Naiver weise dachten wir, wir würden dennoch in die Entscheidungen miteinbezogen werden, da wir als Familie doch am besten Bescheid wussten, was meine Oma möchte, zumindest meine Mutter, die Tochter meiner Oma.
Wir haben dann erfahren, dass das Krankenhaus von dieser Betreuerin angewiesen wurde, meine Oma mit ausreichend Beruhigungs- und Schlafmittel ruhig zu stellen, was diese Halluzinationen und Angstzustände verursachte.

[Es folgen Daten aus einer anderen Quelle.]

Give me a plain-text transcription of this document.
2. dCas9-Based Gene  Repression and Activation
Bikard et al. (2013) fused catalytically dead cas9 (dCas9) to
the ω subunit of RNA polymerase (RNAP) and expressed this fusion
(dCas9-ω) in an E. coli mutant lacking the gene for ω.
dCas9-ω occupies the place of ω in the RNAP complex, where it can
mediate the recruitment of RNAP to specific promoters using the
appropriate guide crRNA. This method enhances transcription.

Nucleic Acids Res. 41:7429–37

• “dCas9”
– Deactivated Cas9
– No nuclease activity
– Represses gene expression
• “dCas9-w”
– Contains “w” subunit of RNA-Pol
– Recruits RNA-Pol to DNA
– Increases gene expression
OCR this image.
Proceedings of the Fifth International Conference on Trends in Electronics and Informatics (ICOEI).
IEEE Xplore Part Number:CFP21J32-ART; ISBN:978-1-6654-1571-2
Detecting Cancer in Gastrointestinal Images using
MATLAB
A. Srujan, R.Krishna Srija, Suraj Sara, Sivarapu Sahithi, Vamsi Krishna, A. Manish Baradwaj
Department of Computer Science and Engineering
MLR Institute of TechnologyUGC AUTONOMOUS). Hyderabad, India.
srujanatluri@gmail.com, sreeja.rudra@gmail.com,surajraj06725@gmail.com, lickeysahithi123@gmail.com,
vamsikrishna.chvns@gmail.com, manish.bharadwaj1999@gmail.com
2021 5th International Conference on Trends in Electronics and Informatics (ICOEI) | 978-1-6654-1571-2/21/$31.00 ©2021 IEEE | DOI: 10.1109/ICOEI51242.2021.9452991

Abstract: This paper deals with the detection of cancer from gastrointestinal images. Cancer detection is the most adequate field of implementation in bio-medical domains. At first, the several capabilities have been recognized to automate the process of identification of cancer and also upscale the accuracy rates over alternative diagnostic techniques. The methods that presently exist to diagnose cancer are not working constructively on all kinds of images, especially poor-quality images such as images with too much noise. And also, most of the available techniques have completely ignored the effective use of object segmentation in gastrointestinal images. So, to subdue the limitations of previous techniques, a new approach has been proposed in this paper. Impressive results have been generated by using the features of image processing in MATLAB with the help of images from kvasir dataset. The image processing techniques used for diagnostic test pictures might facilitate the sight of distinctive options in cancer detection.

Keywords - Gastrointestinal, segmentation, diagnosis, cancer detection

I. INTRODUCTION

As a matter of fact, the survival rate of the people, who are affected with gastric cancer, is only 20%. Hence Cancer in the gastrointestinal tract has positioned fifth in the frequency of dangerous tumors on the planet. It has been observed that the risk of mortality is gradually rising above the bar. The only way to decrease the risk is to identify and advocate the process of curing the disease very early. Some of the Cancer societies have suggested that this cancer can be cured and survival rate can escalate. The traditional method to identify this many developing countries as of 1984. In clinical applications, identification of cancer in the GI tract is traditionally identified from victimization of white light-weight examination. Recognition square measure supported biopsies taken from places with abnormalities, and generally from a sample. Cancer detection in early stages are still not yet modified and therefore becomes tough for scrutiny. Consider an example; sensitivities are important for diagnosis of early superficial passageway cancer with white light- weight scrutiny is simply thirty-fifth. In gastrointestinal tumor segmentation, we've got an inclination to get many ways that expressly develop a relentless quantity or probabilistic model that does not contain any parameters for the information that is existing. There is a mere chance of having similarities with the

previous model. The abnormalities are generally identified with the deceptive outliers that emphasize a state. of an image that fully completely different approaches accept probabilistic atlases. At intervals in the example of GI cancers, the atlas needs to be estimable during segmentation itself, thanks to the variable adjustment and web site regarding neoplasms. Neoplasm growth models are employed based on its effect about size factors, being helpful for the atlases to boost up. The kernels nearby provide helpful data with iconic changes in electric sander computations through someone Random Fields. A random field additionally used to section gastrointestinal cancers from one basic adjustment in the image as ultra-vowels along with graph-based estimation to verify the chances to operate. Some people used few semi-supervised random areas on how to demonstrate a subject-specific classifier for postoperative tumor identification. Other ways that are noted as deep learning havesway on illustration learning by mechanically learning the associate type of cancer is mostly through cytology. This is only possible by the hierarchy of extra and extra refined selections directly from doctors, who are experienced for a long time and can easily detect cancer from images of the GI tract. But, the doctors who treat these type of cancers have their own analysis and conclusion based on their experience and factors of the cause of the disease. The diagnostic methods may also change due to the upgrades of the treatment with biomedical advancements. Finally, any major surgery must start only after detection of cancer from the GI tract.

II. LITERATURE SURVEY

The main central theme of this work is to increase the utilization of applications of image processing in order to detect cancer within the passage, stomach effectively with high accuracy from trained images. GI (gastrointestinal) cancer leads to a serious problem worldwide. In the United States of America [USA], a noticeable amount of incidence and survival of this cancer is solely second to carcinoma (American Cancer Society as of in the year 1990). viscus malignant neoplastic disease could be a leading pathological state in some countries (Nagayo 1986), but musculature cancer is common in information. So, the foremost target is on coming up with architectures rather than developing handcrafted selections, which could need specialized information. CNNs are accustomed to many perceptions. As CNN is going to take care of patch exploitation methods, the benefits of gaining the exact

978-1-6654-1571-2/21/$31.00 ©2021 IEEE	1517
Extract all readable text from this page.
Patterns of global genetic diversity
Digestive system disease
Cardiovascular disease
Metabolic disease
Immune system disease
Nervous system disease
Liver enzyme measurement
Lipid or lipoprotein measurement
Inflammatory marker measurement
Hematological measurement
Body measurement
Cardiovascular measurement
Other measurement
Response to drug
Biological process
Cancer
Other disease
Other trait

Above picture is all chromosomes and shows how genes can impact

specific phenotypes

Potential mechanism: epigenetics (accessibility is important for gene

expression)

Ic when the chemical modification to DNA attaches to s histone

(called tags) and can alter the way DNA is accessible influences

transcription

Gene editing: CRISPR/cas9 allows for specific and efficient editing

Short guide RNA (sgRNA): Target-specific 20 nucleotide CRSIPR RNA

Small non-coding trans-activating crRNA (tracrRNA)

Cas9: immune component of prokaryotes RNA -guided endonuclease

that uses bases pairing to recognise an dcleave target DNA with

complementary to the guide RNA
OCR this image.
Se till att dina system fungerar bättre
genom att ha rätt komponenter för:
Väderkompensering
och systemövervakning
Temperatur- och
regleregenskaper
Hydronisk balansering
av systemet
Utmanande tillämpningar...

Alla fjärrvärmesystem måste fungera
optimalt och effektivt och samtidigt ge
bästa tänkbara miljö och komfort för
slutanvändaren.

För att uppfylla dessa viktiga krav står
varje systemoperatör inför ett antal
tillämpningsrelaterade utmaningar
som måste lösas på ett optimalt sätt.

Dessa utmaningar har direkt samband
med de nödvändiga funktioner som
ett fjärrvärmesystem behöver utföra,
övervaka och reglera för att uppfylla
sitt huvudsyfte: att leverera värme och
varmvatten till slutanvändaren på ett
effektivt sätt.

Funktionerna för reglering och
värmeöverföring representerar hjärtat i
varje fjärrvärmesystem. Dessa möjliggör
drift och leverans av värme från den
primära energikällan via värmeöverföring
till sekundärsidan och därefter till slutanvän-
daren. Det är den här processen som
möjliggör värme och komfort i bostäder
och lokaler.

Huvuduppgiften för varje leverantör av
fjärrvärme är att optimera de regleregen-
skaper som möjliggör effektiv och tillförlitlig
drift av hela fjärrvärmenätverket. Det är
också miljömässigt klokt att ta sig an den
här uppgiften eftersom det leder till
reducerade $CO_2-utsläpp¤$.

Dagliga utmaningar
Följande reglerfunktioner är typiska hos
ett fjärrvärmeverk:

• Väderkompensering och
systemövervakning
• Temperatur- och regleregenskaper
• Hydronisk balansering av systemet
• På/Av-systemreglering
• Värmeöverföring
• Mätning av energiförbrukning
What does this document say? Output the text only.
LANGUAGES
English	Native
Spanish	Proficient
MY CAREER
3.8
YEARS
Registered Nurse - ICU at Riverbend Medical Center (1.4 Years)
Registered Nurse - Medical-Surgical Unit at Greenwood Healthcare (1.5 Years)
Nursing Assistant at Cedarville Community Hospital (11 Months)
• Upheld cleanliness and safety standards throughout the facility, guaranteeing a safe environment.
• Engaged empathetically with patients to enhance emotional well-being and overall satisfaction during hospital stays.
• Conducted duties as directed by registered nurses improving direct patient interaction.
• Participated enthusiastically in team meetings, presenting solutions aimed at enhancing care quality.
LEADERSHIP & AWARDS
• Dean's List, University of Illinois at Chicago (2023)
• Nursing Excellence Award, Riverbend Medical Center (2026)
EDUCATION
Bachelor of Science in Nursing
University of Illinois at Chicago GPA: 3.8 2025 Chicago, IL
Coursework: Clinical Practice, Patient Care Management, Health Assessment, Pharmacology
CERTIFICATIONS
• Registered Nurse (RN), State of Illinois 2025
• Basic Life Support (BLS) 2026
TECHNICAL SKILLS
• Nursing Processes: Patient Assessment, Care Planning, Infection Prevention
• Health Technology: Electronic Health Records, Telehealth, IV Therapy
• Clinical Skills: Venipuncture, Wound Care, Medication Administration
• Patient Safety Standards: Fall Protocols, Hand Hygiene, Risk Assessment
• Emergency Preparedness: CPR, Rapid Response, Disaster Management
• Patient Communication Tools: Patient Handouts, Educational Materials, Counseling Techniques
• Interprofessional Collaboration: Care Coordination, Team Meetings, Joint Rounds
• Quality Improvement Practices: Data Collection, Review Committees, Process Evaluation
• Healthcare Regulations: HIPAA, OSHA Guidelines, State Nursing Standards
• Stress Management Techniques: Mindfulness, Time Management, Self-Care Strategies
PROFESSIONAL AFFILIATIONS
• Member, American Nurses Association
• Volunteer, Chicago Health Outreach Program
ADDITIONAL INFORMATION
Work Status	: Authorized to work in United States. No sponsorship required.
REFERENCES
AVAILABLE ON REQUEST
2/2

Es hat lediglich ein einziges Telefonat zwischen der Betreuerin und meiner Mutter stattgefunden, in der sie sich nach den Wünschen meiner Oma erkundigte. Doch ihr Handeln war das komplette Gegenteil! Es war absolut entwürdigend für sie. Sie wurde wie ein Stück Fleisch behandelt, völlig nackt hat man sie in ihrem Zimmer liegen lassen, ohne Bedeckung, weil sie keine Blasen- und Darmkontrolle mehr hatte und es zu aufwendig wurde, die Wäsche zu wechseln und sie sich immer wieder den Katheter zog. Zum Glück hat hier eine Beschwerde von unserer Seite gereicht und man deckte sie von da an wenigstens zu. Das war allerdings der einzige Wunsch von unserer Seite, dem nachgekommen wurde. Die Betreuerin hatte kein Interesse daran, dass meine Oma jemals wieder ein selbstständiger Mensch wird. Sie wurde quasi zum Sterben zurückgelassen. Das wäre nie im Interesse meiner Oma gewesen, sie war unheimlich lebensfroh. Also wollten wir sie in eine Rehaklinik verlegen lassen. Das Gericht machte uns allerdings einen Strich durch die Rechnung und stimmte der Betreuerin zu, meine Oma ruhig zu stellen. Es war ein wochenlanger Kampf, doch meine Mutter bekam schlussendlich Recht und wurde zum medizinischen Vormund meiner Oma erklärt. Umgehend ließen wir die "Behandlung" im Krankenhaus abbrechen und sie wurde in eine Rehaklinik transportiert. Da meine Oma sich während ihres Krankenhausaufenthalts mit dem MRSA-Keim infiziert hatte, befürchteten wir schon, dass sich auch dort in der Rehaklinik nicht ausreichend gekümmert wird. Doch unter Einhaltung sehr strenger Hygienemaßnahmen, wurde jeden Tag mit meiner Oma hart gearbeitet und bereits ab dem ersten Tag stellten wir eine starke Veränderung ihres Geisteszustandes fest. Sie war wieder sie selbst und wollte leben. Nach 6 Wochen war sie wieder im Stande nach Hause zu kommen. Nach etwas Eingewöhnung konnte sie ein selbst bestimmtes und vor allem glückliches Leben führen, bis sie nach 4 Jahren eines morgens nicht mehr aufwachte und daheim friedlich einschlafen konnte.